Le 16 septembre 2026 à La Paz, la Bolivie et le Paraguay ont achevé le tracé de leur frontière commune, marquant la fin d’un processus diplomatique et technique entamé il y a 88 ans. Ce processus a débuté après la guerre du Chaco (1932-1935), un des conflits les plus meurtriers d’Amérique latine au XXe siècle. Cet accord fait des deux pays les seuls du sous-continent à avoir des frontières complètement délimitées, redéfinissant ainsi les équilibres de sécurité régionale et établissant un précédent géopolitique pour d’autres différends frontaliers sur le continent.
Les racines du conflit : un différend territorial résolu
Entre 1932 et 1935, la Bolivie et le Paraguay se sont disputés le contrôle du Chaco boréal, une région aride supposée riche en hydrocarbures. Le conflit a entraîné la mort de 80 000 à 100 000 personnes, principalement des soldats victimes des combats, de la soif et des maladies. La victoire du Paraguay a conduit à une perte territoriale pour la Bolivie, équivalente à plus de la moitié du territoire actuel du Paraguay. En 1938, un traité de paix a ouvert la voie à un processus de délimitation qui a duré près d’un siècle.
La Commission mixte de démarcation des limites boliviano-paraguayennes a travaillé pendant 88 ans sur les 755 kilomètres de frontière. Plusieurs facteurs expliquent cette durée : la complexité géographique des territoires, les enjeux historiques et psychologiques liés à la guerre, et les moyens techniques restreints jusqu’aux années 2000. Selon le ministère bolivien des Affaires étrangères, « la Bolivie et le Paraguay ont achevé le tracé complet de leur limite internationale, un processus mené pendant 88 ans par les commissions techniques des deux pays ». La dernière réunion s’est tenue du 14 au 16 septembre 2026 à La Paz, avant la clôture officielle.
Conséquences stratégiques pour l’Amérique du Sud
Le ministère paraguayen des Affaires étrangères a souligné que « les deux États seront les seuls d’Amérique du Sud aux frontières entièrement délimitées ». Ce statut unique renforce leur légitimité dans les forums régionaux et internationaux. L’accord prouve qu’une résolution pacifique est envisageable, même après des décennies de tensions, dans un continent où plusieurs différends frontaliers persistent (Colombie-Venezuela, Guyana-Venezuela, Chili-Bolivie). Le dernier tronçon de 3,5 kilomètres le long du Rio Negro symbolise la fin d’un cycle historique de méfiance mutuelle.
L’achèvement de la frontière renforce la relation bilatérale désormais basée sur la confiance et la coopération.
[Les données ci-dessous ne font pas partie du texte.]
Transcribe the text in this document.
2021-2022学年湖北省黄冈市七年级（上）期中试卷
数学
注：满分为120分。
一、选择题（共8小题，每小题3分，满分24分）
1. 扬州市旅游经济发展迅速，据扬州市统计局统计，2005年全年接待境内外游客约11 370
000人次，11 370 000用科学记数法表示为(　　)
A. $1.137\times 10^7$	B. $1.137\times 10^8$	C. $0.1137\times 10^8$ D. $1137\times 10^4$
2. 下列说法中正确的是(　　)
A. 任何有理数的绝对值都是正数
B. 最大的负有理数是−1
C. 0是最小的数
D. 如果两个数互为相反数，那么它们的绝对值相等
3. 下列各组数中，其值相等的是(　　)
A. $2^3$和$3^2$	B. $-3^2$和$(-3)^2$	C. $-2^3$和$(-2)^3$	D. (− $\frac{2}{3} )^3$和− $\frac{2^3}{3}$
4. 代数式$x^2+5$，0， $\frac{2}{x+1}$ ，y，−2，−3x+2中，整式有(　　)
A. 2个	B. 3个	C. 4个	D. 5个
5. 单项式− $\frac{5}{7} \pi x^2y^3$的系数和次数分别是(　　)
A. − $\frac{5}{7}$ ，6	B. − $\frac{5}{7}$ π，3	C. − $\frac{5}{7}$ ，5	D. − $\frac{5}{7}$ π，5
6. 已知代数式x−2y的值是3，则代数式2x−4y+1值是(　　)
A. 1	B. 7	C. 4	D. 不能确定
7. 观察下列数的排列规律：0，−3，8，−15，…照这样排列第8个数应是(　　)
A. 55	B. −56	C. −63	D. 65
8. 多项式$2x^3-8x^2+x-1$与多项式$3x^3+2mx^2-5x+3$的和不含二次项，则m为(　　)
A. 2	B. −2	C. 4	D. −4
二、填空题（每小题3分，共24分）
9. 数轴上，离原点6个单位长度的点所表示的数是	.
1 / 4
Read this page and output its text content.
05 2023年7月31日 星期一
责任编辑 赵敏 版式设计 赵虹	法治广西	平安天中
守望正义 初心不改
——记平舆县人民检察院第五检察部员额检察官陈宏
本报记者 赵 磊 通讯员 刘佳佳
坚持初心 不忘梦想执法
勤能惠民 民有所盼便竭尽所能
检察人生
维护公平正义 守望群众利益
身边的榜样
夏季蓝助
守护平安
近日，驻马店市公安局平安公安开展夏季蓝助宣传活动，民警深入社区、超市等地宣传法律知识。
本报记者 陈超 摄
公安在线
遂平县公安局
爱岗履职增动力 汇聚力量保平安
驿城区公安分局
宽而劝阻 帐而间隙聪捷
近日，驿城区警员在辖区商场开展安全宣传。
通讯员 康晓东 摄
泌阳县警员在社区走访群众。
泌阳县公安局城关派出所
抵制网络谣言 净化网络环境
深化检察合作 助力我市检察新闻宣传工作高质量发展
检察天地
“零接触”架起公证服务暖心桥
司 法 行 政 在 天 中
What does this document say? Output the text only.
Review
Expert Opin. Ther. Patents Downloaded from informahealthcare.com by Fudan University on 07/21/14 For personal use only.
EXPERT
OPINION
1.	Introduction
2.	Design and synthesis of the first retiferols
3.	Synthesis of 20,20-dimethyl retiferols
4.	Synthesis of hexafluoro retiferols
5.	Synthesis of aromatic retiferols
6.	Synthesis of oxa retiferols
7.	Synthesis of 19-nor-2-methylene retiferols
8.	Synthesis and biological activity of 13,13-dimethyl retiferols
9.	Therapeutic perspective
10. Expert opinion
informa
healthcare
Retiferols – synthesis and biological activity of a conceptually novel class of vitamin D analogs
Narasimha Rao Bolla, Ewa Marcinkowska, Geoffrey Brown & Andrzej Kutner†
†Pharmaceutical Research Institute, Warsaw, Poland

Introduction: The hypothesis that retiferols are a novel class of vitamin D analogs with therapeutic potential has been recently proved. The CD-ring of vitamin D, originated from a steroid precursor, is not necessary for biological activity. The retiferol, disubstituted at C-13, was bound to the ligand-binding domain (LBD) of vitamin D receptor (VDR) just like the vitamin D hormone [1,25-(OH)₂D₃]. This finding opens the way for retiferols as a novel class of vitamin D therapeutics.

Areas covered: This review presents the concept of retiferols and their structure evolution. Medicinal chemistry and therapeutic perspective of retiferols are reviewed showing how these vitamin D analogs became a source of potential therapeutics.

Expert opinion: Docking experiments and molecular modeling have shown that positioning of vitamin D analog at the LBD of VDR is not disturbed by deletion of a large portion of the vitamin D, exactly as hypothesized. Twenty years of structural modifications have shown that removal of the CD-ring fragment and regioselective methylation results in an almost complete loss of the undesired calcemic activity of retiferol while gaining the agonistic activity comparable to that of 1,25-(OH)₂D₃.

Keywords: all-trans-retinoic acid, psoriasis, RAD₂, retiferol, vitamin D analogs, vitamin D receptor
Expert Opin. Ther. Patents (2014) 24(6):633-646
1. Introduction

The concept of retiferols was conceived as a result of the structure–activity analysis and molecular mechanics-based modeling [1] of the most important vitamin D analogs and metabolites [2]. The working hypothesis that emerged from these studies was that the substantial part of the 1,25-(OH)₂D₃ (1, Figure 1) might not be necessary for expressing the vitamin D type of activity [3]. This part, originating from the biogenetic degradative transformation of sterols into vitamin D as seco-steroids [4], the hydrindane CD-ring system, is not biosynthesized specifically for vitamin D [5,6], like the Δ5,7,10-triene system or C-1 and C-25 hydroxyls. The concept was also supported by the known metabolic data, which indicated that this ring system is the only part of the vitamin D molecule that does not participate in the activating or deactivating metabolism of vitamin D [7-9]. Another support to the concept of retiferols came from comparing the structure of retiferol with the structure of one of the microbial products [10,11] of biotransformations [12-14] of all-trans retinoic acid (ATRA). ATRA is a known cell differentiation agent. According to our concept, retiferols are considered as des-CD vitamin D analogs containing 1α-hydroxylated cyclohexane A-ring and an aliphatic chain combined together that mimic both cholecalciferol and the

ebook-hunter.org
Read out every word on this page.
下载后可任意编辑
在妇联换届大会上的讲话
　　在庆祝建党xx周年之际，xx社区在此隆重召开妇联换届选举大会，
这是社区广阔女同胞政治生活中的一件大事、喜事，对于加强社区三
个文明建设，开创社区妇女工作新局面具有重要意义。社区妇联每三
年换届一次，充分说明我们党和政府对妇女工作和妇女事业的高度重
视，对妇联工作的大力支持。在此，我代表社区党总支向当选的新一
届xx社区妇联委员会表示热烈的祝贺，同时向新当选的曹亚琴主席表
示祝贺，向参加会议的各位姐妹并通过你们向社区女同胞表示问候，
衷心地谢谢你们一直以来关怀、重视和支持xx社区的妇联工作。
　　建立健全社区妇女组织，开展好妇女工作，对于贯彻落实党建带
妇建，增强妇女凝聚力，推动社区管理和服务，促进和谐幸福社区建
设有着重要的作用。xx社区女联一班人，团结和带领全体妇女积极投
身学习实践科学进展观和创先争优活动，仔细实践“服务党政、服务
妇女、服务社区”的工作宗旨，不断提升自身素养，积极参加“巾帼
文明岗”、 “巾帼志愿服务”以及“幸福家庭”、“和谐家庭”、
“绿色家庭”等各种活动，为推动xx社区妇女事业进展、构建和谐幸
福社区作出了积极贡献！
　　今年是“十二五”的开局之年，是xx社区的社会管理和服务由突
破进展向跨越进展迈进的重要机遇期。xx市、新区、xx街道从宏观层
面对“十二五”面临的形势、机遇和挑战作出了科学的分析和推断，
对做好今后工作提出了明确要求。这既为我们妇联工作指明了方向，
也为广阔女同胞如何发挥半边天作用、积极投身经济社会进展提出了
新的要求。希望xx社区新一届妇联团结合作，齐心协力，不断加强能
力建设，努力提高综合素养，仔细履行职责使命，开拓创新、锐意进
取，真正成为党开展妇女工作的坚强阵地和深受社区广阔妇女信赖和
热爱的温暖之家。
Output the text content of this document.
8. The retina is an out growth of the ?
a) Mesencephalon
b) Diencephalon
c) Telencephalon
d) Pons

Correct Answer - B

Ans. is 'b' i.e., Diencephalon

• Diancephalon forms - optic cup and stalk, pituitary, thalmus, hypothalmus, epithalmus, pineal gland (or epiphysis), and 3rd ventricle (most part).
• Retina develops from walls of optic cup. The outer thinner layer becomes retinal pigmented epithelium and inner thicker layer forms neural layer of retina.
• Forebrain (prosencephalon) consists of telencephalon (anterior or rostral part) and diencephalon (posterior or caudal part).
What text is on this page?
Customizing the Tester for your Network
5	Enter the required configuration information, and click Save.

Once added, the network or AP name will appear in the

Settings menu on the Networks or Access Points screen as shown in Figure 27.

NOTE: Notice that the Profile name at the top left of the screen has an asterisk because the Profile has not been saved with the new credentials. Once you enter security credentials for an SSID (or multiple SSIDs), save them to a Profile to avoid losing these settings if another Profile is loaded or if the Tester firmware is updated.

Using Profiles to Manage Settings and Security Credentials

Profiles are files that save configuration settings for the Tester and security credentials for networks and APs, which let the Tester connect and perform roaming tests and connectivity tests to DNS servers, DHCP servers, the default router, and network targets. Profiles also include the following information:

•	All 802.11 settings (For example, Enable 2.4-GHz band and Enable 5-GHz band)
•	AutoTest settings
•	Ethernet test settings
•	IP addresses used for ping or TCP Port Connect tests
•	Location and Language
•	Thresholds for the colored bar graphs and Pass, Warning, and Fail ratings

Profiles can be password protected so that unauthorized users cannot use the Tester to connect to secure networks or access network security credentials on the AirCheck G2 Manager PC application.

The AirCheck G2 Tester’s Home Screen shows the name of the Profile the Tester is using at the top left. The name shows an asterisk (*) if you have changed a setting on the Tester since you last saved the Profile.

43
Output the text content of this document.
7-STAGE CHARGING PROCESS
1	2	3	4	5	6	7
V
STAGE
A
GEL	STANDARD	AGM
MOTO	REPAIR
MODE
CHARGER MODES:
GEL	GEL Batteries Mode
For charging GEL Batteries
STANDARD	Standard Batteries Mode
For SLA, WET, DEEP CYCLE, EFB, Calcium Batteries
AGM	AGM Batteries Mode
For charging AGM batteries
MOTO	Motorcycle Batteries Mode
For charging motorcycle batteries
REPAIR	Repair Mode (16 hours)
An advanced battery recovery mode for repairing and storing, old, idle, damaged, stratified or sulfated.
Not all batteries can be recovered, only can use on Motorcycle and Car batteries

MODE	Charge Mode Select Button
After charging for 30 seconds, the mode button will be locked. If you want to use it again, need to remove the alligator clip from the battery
Le ministère bolivien des Affaires étrangères déclare que cela « clôt un cycle historique pour construire une frontière sûre et mutuellement reconnue ». Dans un contexte de tensions frontalières et de trafics transnationaux (drogue, armes, contrebande), une frontière clairement définie facilite la coopération en matière de sécurité. Bolivie et Paraguay, ayant déjà des préoccupations communes en surveillance aérienne, peuvent désormais renforcer leur coopération militaire et policière sur des bases juridiques solides.
Technologie au service de la résolution des conflits
La Commission mixte a utilisé des drones de haute précision pour collecter des données géographiques dans des zones inaccessibles. Ces données ont été croisées avec des documents historiques et des images satellites pour établir le tracé définitif. Les technologies modernes ont permis de compléter en quelques années un travail qui avait échappé aux missions terrestres pendant des décennies. Selon les autorités vietnamiennes, les équipes techniques ont surmonté des conditions extrêmes, prouvant l’efficacité des technologies civiles dans la résolution de problèmes stratégiques complexes. Ce précédent pourrait inspirer d’autres processus de délimitation en Amérique latine et ailleurs.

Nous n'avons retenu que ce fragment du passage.